Grass continued to explain Germany’s need to recognize Israel’s nuclear arsenal for what it is, and to deliberate before selling “a further U-boat” and becoming complicit in any future Israeli attack.

In reaction to the criticism leveled at him in the wake of publication, Grass said: “The overall tenor [of the criticism] is to not engage in the content of the poem, but instead to wage a campaign against me and to claim that my reputation is damaged forever.” He also asserted that his contentions in the poem were mostly directed at Netanyahu’s government, not the country as a whole, and regretted this point wasn’t clearer.

“The man who damages Israel the most at the moment is in my opinion Netanyahu, and I should have included that in my poem,” Grass said in an interview, according to the Times. “What is now an imminent threat is a risk without parallel — a preventive strike, a first strike against Iran, which would have terrible consequences.”

But Grass’s pleas have gone largely unrecognized.

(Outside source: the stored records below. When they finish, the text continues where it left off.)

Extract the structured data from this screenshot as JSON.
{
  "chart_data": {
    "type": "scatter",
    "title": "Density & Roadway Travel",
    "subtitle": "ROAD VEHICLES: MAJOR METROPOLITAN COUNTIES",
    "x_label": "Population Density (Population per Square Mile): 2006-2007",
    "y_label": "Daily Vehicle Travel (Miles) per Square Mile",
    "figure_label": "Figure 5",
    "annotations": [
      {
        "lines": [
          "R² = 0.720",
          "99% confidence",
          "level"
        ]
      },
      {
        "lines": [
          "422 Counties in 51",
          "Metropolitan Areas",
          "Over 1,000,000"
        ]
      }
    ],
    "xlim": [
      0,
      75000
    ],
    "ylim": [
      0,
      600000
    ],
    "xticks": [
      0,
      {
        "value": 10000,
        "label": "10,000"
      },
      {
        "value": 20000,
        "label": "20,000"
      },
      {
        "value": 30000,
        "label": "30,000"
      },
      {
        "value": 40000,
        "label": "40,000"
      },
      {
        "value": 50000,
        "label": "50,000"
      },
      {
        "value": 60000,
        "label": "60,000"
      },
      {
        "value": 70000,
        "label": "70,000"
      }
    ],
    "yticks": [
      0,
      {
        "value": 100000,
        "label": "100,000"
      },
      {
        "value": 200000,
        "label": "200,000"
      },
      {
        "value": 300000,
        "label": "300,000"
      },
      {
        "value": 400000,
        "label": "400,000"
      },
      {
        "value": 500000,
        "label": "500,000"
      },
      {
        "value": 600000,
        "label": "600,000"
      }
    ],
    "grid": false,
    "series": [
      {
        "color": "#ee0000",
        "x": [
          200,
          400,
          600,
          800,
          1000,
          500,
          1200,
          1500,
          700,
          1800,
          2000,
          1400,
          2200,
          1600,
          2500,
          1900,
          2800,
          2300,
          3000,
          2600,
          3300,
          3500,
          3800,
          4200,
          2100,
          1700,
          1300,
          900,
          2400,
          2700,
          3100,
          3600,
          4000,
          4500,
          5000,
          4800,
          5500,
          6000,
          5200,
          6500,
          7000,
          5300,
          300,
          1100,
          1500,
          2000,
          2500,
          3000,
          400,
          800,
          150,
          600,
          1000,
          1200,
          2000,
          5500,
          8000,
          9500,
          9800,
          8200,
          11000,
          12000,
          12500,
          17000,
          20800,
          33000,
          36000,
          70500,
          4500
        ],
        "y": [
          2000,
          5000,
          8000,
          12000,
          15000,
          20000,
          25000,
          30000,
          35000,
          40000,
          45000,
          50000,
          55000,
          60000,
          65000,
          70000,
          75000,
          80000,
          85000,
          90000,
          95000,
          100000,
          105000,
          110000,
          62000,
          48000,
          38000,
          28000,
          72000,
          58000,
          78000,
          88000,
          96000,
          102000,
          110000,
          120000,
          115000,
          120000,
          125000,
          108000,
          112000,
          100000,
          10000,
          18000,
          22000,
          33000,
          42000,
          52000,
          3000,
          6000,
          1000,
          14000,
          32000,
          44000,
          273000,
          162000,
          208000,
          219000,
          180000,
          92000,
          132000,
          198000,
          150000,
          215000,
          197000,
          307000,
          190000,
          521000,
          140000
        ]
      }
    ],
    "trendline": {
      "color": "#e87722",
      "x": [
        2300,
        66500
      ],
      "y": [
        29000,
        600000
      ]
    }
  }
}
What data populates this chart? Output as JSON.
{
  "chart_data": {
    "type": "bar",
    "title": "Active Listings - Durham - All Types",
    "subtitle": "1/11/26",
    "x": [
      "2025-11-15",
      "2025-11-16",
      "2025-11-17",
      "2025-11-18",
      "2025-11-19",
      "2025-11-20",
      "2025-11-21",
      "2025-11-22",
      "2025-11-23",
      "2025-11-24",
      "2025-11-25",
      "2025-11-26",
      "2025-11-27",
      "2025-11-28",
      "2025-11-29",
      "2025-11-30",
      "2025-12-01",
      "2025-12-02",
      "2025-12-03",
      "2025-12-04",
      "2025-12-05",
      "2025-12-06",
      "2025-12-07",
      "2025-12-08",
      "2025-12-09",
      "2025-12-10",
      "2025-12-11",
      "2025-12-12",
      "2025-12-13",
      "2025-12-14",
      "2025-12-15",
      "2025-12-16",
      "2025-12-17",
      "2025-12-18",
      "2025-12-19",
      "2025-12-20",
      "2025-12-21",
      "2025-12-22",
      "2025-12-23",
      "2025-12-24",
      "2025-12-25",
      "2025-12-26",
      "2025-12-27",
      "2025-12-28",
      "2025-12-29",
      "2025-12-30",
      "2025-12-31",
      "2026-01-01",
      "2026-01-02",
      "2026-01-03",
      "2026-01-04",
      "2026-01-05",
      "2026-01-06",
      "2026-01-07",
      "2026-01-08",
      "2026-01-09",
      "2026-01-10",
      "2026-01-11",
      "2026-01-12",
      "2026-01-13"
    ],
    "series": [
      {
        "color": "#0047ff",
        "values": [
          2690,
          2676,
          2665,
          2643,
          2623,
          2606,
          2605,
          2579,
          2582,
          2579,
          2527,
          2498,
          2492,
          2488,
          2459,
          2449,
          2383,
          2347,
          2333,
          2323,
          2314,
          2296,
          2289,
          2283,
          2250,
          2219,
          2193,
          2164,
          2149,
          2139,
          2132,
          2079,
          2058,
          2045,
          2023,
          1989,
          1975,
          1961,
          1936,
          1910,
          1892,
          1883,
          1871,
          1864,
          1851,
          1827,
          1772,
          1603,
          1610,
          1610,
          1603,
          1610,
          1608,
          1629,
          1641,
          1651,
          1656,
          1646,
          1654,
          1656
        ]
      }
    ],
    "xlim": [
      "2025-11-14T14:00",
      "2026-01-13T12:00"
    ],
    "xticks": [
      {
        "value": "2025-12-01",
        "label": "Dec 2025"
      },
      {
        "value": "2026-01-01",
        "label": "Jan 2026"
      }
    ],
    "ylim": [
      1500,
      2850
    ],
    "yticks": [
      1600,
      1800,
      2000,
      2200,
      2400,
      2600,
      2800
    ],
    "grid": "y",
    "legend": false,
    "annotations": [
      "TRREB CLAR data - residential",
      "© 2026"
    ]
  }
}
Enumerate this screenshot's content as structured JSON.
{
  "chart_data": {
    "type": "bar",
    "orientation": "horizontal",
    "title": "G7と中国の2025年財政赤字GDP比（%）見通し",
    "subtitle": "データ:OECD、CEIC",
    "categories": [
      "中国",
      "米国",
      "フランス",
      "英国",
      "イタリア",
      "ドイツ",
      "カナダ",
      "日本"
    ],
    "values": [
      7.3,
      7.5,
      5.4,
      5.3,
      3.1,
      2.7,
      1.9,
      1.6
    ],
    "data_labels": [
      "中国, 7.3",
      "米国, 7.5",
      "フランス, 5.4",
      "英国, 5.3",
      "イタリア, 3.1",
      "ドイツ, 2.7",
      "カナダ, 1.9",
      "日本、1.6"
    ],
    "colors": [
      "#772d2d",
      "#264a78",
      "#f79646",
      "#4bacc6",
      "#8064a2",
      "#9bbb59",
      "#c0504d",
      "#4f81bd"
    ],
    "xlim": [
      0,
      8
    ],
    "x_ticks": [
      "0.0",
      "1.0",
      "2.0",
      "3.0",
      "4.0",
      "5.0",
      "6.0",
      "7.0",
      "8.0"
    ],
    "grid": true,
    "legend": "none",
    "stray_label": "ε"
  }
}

“Even before the traces of the swastika on his clothes were gone, Grass joined the crusade against the State of Israel,” the Hebrew Writers Association said in a public statement Monday, according to Haaretz. “Grass should clean his clothes and his past, express remorse for the days when he served in the Nazi Death Army, because his terrible statement cast a dark shadow over all of his writings.”